Das Hamburg Ballett schreibt in einer Pressemitteilung, dass die Tantiemen aus den Aufführungen gespendet werden sollen. Wie ist das zu bewerten?
Weickmann: Wenn Neumeier so etwas sagt, dann tut er das auch. Er ist keiner, der irgendetwas erzählt und dann etwas ganz anderes macht. Ich halte ihn da für total glaubwürdig.
Also großer Respekt von Ihnen für John Neumeier, das so zu tun und deutlich zu machen, dass es da um etwas ganz anderes geht?
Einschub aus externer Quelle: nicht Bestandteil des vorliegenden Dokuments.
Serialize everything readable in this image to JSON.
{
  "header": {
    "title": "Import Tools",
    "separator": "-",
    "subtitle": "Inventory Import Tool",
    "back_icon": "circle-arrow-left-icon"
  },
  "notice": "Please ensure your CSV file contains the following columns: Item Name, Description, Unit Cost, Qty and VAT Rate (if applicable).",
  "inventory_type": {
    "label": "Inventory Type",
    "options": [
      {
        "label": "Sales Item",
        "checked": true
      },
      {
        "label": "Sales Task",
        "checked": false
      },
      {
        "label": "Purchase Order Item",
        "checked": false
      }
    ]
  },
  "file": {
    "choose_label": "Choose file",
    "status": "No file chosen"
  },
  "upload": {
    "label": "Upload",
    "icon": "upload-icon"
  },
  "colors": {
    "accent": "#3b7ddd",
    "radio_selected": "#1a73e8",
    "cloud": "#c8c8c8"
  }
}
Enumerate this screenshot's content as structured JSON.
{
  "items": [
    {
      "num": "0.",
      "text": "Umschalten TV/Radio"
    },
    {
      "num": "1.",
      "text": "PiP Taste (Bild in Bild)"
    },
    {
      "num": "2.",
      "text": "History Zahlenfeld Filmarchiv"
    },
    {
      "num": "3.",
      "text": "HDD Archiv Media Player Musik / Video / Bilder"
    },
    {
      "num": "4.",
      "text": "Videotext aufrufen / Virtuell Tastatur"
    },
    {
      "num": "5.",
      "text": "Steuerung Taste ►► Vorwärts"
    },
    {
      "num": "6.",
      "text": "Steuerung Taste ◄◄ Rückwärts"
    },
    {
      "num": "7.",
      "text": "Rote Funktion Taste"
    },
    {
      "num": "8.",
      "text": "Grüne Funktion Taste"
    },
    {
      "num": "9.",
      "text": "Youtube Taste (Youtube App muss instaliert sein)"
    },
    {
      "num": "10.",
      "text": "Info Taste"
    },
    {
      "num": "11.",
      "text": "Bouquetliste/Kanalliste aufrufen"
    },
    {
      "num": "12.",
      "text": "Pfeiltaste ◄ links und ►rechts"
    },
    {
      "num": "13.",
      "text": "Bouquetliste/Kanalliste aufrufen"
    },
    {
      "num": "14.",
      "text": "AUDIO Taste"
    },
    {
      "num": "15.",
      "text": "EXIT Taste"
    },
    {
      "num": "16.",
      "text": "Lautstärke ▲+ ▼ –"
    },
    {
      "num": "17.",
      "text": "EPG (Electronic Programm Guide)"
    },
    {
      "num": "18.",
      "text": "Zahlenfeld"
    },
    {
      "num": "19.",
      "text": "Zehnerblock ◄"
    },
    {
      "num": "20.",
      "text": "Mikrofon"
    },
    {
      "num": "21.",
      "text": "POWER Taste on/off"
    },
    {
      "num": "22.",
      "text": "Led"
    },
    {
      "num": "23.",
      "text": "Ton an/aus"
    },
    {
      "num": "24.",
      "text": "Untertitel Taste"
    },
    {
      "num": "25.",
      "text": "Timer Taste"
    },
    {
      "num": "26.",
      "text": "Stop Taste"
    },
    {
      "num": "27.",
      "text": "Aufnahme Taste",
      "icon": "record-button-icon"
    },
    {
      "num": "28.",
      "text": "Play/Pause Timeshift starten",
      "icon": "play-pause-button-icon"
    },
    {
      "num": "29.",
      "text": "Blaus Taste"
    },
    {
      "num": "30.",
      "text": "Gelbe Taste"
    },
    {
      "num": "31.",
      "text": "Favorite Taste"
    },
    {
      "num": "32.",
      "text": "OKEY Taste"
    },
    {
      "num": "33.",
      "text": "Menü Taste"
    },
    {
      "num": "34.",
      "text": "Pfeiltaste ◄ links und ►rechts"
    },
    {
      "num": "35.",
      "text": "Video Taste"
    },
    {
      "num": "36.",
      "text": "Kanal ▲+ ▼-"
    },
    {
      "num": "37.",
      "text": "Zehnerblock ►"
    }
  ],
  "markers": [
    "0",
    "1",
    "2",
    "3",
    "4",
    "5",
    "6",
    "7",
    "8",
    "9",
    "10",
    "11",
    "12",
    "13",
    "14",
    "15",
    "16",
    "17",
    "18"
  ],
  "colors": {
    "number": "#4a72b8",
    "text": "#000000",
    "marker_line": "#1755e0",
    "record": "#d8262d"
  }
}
Weickmann: Ich habe davor auf jeden Fall Respekt. Ich finde, die ganze Lage in Russland ist sehr viel komplexer, als wir es uns vorgestellt haben. Auch ich war der Meinung, dass alles an West-Choreografie raus soll. Ich sehe aber, dass es überhaupt nicht stimmt, genauso wenig, dass es keine westlichen Tänzer mehr dort gäbe - auch die gibt es. Es gehen auch noch neue Tänzer dorthin. Es ist interessant, wie man auf diesem Gebiet die ganze Verworrenheit der politischen Lage abgebildet kriegt, wenn man genauer hinschaut. Wenn man sich die Spielpläne anschaut, die übrigens immer noch übers Netz gut nachvollziehbar sind, ist man erstaunt, wer in Russland alles gespielt wird.
Das Interview führte Philipp Schmid.